Every year, UCFs College of Arts and Humanities recognizes a graduate student for outstanding work on their thesis. The award focuses on the quality and contribution of the student’s thesis research and brings with it a nomination for the university-level Award for the Outstanding Master’s Thesis. This year’s recipient of the Award for Outstanding Master’s Thesis is Matt Patsis ’14 ’20MA, whose thesis is entitled “The Troupes Coloniales: A Comparative Analysis of African American and French Colonial Soldiers in the First World War.”
Patsis’ thesis examines the service of African American soldiers during World War I in comparison with the service of French Colonial soldiers from Africa. Through comparative analysis, this research reveals the relationship between white supremacy and imperialism and provides context to the present-day racial tension in the United States.
“My hope is that it helps contextualize some of the dynamics of racial tension in this country,” Patsis says, “To frame it in a way that other parts of the world have framed it in the past — it’s all part of a bigger, broader experience in what white supremacy really is.”
Patsis’ work left a strong impression on his thesis committee chair Ezekiel Walker, Associate Professor of History: “Matthew’s thesis transcends the conventional scholarship both in its conceptual framework and novel interpretation,” says Walker. “Indeed, it is a tour de force of critical engagement with the relevant secondary and primary sources and the deployment of discursive analysis to highlight the United States’ role as an ‘imperialist power.’”

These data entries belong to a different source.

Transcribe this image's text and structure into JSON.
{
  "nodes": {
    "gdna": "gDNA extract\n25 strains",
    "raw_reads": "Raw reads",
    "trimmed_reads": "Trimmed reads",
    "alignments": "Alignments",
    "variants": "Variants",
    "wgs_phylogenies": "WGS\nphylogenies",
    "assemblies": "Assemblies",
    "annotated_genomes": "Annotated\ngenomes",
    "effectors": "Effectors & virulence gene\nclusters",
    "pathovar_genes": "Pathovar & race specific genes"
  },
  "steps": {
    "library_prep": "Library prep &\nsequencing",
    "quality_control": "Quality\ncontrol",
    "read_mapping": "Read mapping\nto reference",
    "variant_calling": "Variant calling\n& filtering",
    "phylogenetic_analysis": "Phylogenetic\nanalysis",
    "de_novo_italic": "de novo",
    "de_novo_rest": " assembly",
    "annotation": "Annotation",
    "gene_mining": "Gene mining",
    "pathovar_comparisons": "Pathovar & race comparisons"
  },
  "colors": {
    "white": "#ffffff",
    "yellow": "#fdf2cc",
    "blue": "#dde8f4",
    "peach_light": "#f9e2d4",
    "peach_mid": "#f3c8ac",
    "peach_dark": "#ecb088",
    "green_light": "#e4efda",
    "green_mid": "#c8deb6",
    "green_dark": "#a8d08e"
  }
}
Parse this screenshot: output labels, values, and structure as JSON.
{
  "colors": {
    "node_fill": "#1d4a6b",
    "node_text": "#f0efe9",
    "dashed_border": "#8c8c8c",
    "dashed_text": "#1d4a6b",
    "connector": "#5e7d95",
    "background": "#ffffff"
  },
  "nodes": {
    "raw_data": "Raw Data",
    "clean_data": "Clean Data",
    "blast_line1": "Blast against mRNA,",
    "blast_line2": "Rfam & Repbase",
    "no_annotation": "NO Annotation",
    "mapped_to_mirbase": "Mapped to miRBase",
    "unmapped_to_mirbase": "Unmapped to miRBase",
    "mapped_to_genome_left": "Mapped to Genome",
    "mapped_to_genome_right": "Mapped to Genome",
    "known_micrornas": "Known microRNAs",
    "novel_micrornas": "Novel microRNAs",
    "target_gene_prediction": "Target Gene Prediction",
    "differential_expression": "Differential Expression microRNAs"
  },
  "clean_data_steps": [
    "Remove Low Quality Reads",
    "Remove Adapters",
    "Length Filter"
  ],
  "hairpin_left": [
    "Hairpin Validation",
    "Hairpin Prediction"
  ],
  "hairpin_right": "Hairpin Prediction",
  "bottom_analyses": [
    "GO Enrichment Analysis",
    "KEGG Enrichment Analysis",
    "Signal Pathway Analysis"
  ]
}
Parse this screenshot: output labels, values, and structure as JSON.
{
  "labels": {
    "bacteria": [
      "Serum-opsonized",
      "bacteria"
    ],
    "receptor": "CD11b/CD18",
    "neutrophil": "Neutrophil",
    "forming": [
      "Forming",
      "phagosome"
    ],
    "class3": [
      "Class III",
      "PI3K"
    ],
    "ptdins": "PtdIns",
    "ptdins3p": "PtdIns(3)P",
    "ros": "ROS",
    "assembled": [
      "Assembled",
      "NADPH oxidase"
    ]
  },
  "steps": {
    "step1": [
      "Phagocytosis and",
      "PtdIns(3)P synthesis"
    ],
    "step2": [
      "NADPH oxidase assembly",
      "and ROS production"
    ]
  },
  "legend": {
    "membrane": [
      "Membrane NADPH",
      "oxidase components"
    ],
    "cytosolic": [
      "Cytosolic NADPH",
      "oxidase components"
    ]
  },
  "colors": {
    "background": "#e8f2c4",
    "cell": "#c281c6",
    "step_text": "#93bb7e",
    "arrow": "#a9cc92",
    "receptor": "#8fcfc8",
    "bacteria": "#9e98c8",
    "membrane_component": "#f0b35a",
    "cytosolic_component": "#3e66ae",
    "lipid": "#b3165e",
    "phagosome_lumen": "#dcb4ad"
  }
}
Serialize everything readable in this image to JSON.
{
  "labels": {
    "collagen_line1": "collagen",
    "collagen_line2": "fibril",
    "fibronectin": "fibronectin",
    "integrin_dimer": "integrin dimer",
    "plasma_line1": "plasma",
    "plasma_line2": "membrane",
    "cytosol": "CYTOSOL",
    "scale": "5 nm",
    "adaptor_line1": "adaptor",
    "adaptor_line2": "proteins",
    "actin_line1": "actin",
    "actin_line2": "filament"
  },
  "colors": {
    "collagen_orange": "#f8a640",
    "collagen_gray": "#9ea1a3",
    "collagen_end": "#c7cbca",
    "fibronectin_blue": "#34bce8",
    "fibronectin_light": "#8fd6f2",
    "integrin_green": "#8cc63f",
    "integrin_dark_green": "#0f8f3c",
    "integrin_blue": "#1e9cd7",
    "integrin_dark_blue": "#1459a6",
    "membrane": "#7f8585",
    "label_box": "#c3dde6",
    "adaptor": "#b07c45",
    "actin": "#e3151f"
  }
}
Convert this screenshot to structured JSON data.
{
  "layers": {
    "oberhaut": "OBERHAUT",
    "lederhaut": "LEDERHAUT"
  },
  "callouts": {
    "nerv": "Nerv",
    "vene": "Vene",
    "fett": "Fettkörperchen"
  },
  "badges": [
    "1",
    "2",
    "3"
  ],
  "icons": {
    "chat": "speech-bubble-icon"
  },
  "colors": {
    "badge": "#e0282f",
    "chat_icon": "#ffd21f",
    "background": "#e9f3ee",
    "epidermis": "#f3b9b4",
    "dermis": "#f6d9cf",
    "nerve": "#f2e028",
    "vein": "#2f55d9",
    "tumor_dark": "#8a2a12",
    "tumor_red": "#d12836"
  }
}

For Patsis, the most challenging aspect of his research involved connecting the different experiences of African American and French Colonial soldiers. “The hardest part for me was to zoom out and say okay, these experiences were very different…but how are the differences similar?” he explains. “Even if the conditions themselves are separate, the meaning tells a story too.”
Patsis hopes that his thesis will help unravel the way historical issues are the driving forces behind racial tension. As a social studies teacher for Armwood High School in Hillsborough County, this notion informs his teaching methodology: “I like to tell my kids that nothing we experience is an accident,” he says. “It’s the complicated parts that require contextualizing to survive today that I really enjoy teaching.”